February 19, 2021

Iowa Supreme Court Weighs Libel Case Involving Board Complaint

Iowa supreme court

Iowa Supreme Court Weighs Libel Case Involving Board Complaint

The Iowa Supreme Court has taken up a case that could determine whether hospitals and individuals can be sued for libel for telling licensing officials about suspected physician misconduct. The case involves Mark Andrew, a physician fired in part for overprescribing opiates, according to the Iowa Capital Dispatch. The hospital separately filed a complaint with the Iowa Board of Medicine, for which Andrew has filed a libel suit. The hospital contends that such complaints are constitutionally protected opinions. A district court judge determined in 2019 that the case should be heard by a jury, a decision the hospital has appealed. The Iowa Supreme Court has yet to schedule oral arguments.

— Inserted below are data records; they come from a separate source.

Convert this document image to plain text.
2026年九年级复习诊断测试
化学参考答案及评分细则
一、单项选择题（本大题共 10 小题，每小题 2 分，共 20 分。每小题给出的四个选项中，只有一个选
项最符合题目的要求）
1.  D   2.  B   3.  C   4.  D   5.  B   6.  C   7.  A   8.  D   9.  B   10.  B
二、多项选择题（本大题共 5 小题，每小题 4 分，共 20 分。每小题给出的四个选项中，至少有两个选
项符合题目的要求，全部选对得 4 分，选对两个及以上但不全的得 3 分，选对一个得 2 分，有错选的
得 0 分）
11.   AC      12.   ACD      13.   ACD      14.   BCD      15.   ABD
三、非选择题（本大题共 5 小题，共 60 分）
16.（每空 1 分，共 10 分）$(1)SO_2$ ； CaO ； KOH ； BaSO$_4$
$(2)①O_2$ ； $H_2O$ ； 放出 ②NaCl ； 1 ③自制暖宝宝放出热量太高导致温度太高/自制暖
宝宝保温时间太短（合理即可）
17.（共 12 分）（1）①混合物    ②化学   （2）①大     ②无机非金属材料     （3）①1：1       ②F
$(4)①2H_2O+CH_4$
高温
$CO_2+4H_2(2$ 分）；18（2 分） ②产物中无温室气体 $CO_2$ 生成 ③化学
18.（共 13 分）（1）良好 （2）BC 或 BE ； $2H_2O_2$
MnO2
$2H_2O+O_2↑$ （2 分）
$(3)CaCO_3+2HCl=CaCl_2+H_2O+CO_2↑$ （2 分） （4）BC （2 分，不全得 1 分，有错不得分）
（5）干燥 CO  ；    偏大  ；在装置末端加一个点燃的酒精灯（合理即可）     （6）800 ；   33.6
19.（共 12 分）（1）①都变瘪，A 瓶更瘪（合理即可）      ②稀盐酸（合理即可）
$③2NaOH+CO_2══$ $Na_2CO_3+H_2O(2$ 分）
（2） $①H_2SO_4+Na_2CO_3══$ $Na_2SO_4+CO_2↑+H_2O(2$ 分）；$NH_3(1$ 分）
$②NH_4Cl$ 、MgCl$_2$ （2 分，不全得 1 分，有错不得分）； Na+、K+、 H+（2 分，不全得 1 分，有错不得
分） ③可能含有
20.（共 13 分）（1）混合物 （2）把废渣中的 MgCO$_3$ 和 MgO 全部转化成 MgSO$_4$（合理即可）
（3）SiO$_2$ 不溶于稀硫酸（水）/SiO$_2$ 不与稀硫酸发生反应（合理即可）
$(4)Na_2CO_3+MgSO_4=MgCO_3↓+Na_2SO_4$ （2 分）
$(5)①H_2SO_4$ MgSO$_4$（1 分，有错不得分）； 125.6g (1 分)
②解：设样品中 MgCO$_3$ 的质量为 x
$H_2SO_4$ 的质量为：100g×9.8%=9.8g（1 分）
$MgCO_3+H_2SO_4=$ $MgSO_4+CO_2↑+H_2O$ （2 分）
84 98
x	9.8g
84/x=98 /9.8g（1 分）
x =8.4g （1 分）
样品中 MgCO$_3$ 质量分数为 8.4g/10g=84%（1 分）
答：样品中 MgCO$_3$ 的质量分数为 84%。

Ind. Lawmakers May Ease Weapons-Carry Rules

An Indiana legislative committee has approved a bill that would eliminate licensure requirements for people who’d like to carry weapons in public, either openly or concealed. According to The Northwest Indiana Times The bill would allow people 18 or over to carry weapons unless they belong to prohibited groups, including convicted felons, fugitives and those suffering from some mental illnesses. Opponents of the bill, which still must clear the Legislature, point to the fact that Indiana doesn’t yet have a database capable of screening out people not eligible to carry weapons.

Mo. Lawmaker with Unusual License Charged with Fraud

A Missouri lawmaker licensed to practice medicine without completing a medical residency was indicted Feb. 1 for selling a fraudulent treatment to patients at her clinic. Patricia Derges graduated from the Caribbean Medical University in Curacao in 2014, according to the Kansas City Star, but did not secure a spot in a residency program – required to become a licensed doctor. In 2017, she became licensed as an assistant physician, an unusual designation that allows medical school graduates to treat patients without completing a residency. Only a handful of states have adopted this form of licensure. Derges subsequently ran for public office. And weeks after being joining the Missouri House, the Republican was indicted in federal court for pocketing nearly $200,000 from patients for a supposed stem cell treatment that was, in fact, merely amniotic fluid.

Court Upholds Missouri Liquor Licensure Laws

A federal appellate panel has rejected a Florida wine distributor’s challenge to a Missouri law tying liquor licensure to state residency. According to the Courthouse News Service, Florida-based Sarasota Wine Market objected to a Missouri law requiring those holding liquor licenses to be qualified voters and taxpaying citizens of the state. The distributor argued that the law violates the U.S. Constitution’s commerce clause by protecting in-state businesses to the detriment of others. But the three-judge panel of the Eighth Circuit ruled Feb. 16 that it does not.

Utah Lawmakers Ease Hair Stylist Requirements

Utah’s Legislature has approved a bill that would create licensing exemptions for stylists who dry, arrange and shampoo hair. According to the Daily Herald, the bill would not apply to cosmetologists who cut hair. Exempted stylists, meanwhile, would have to obtain a hair safety permit by taking a two-hour class. Supporters of the bill argue that Utah’s licensing requirements are overly burdensome for people who dry and wash hair.

Boston Barber Seriously Injured by Fall on Scissors

A Boston area barber was seriously injured Feb. 12 when he fell on a pair of scissors he was holding and stabbed himself in the chest. According to boston25news.com, Boston Barber Co. owner Rob Dello Russo required heart surgery following the accident, but is expected to cover.